Franklyn, who admitted handing over military secrets to an Israeli diplomat and to two Israeli lobbyists, was sentenced to 12 years and 7 months in prison and a 10,000 dollar fine.
Judge T.S. Ellis III imposed the lowest sentence possible under federal guidelines alleging that he considered Franklyn was motivated by the desire to help the United States and not to harm it.
José Padilla, U.S. citizen was arrested in May 2002 and accused of conspiracy to commit terrorist acts against the United States and conspiracy to commit murder, kidnapping and mutilation, and was found guilty of all charges in August 2007.
He was sentenced by the same Federal District Court of Southern Florida to 17 years and 4 months in prison.
John Lindh Walker, U.S. citizen captured in Afghanistan at the beginning of the U.S. war against that country, was sentenced by a Virginia Federal Court to 20 years in prison for fighting with the Taliban Army against U.S. troops and being responsible for the death of several soldiers and a CIA official.
After the sentence was reached through a negotiation of the charges, the Court added a clause that Walker would serve his sentence in a California prison, where his family lived, to facilitate familial visits.

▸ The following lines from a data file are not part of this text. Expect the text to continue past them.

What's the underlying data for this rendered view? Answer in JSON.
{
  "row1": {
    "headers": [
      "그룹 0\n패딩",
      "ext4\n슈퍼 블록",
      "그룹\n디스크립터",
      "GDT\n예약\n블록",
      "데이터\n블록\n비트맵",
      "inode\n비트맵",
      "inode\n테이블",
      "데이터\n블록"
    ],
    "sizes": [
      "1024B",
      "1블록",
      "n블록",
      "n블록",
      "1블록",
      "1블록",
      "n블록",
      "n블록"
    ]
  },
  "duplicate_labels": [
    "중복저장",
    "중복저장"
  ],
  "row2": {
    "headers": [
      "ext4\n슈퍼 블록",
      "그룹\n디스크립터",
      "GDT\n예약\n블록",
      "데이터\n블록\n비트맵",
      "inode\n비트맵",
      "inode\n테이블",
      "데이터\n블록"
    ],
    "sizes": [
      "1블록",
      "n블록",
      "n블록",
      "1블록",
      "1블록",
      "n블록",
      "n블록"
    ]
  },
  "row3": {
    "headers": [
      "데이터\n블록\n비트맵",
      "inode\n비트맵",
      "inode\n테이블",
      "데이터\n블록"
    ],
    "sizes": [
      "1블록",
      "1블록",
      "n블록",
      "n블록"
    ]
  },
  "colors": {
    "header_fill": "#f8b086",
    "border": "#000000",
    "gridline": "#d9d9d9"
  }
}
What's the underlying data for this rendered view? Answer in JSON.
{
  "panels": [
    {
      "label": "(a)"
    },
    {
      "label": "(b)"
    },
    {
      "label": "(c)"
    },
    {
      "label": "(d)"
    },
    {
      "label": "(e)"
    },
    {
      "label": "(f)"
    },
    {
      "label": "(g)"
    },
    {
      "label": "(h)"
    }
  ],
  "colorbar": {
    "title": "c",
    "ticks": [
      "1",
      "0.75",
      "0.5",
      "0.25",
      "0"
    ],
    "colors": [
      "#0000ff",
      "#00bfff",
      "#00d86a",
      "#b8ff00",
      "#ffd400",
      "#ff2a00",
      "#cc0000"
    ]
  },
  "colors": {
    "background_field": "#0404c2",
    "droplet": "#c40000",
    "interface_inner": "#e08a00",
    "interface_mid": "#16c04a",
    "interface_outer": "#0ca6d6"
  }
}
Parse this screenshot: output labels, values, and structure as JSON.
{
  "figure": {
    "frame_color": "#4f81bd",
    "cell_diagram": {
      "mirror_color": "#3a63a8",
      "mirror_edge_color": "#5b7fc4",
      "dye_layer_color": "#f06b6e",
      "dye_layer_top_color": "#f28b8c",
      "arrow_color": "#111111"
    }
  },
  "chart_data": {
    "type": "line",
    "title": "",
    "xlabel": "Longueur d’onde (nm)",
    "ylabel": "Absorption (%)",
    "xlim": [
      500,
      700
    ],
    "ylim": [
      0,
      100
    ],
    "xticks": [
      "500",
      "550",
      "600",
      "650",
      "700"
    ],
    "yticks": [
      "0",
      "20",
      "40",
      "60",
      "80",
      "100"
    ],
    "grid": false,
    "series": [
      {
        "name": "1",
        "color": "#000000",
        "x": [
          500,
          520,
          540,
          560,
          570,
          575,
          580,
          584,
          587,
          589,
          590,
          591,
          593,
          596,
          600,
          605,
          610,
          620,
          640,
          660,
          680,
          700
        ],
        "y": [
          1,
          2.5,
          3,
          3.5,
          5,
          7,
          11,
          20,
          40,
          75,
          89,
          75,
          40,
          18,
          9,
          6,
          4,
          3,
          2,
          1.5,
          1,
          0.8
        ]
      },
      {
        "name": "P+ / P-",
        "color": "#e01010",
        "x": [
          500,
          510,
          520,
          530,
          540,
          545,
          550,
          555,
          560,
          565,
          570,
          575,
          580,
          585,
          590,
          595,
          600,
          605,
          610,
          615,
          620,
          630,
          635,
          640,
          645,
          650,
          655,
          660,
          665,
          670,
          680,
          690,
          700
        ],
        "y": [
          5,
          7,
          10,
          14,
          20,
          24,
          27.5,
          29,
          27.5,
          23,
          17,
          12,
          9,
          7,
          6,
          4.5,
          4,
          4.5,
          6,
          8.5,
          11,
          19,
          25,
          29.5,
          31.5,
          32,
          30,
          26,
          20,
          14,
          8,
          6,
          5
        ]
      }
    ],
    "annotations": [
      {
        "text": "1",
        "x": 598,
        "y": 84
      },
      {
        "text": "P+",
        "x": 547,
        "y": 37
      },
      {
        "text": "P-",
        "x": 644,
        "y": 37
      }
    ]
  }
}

Zacarías Moussaoui, born in Florida of Moroccan origin, and residing in the United Kingdom, was arrested, charged and convicted in the United States for direct implication in the September 11, 2001 attacks and for his ties to Al Qaeda.
Moussaoui is serving his sentence in a super-maximum security prison in Florence, Colorado. His mother, a French resident, sought a visa from the U.S. government to enter U.S. territory and visit him in prison and this was granted without entrance limitations for humanitarian reasons
James W. Fondren Jr., an American citizen, was convicted of giving classified Defense Department documents to a Chinese government agent, including a report on Chinese military power. Fondren worked at the Pentagon and until February 2008 was deputy director for the Washington Liaison Office of the U.S. Pacific Command. On January 2010 he was sentenced to 3 years of prison.